Tak Ada Produk Baru, Daihatsu Selesai Dengan New Ayla Dan Sirion

Tak Ada Produk Baru, Daihatsu Selesai dengan New Ayla dan Sirion New Daihatsu Ayla dan Sirion

KabarOto.com - Tahun 2020 merupakan masa yang sangat sulit untuk semua sektor industri, termasuk otomotif. Penjualan hampir seluruh Agen Pemegang Merek menurun drastis pada awal Maret sampai saat ini.
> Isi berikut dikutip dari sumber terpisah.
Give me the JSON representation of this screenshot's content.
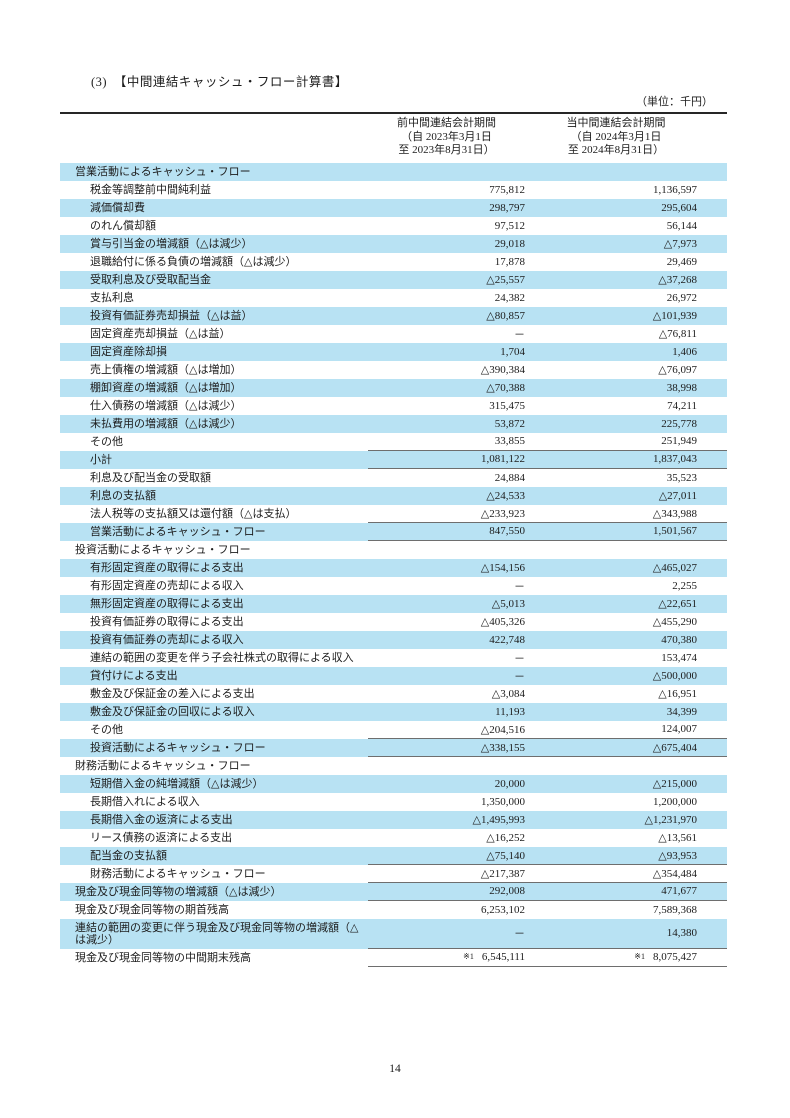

Belum tahu sampai kapan situasi Pandemik Covid-19, yang membuat perekonomian menjadi kacai ini akan berakhir.

Belum lagi, pemerintah daerah terus memperpanjang masa Pembatasan Sosial Berskala Besar (PSBB), karena pasien Corona yang masih terus bertambah, bahkan penurunannya hanya sedikit.

Baca Juga: Pembelian Mobil Daihatsu Secara Tunai Meningkat Saat Pandemik Covid-19

Beberapa brand otomotif pada Maret lalu sebelum pemerintah mengeluarkan kebijakan PSBB meluncurkan mobil baru dengan cara virtual. Salah satunya adalah Astra Daihatsu Motor yang menyegarkan tampilan dua modelnya yaitu New Daihatsu Ayla dan New Sirion. Dua model tersebut meski baru belum bisa mendongkrak penjualan mobil nomor dua terbesar di Indonesia ini. Yang ada malah boncos, dan Daihasu mengakui itu.

Kondisi seperti ini membuat Daihatsu tidak akan meluncurkan mobil baru pada tahun 2020. Sampai hari ini belum ada rencana meluncurkan mobil baru baik secara virtual dan online. Kami sudah selesai dengan New Ayla dan Sirion. Belum ada rencana lagi," papar Direktur Marketing PT Daihatsu stra Motor, Amelia Tjandra kepada media.

Saat disinggung keikutsertaannya di Gaikindo Indonesia International Auto Show (GIIAS), wanita ramah ini akan mengikuti keputusan panitia penyelenggara. Daihatsu sebagai anggota Gaikindo akan terus keputusan yang diambil pihak penyelenggara. "Kalau memang kondisinya tidak memungkinkan, Gaikindo akan menunda, kalau tetap jalan kita akan ikut," terangnya

Untuk diketahui, saat ini Daihatsu berhenti produksi, jualan hanya menghabiskan stok yang sudah dikirim ke diler-dilernya di Indonesia. "Kalau produksi itu kan harus disesuaikan dengan demand, kalau daya beli belum ada kami habiskan stok saja. Kami akan produksi kalau permintaannya ada," papar Amel.

Baca Juga: Pandemik Covid-19 Bikin Jualan Daihatsu Merosot

Menurunnya penjualan menurut Amel karena proses approval untuk pembelian kendaraan lewat sistem kredit saat ini tidak mudah, karena perusahaan pembiayaan memperketat persyaratan calon konsumen.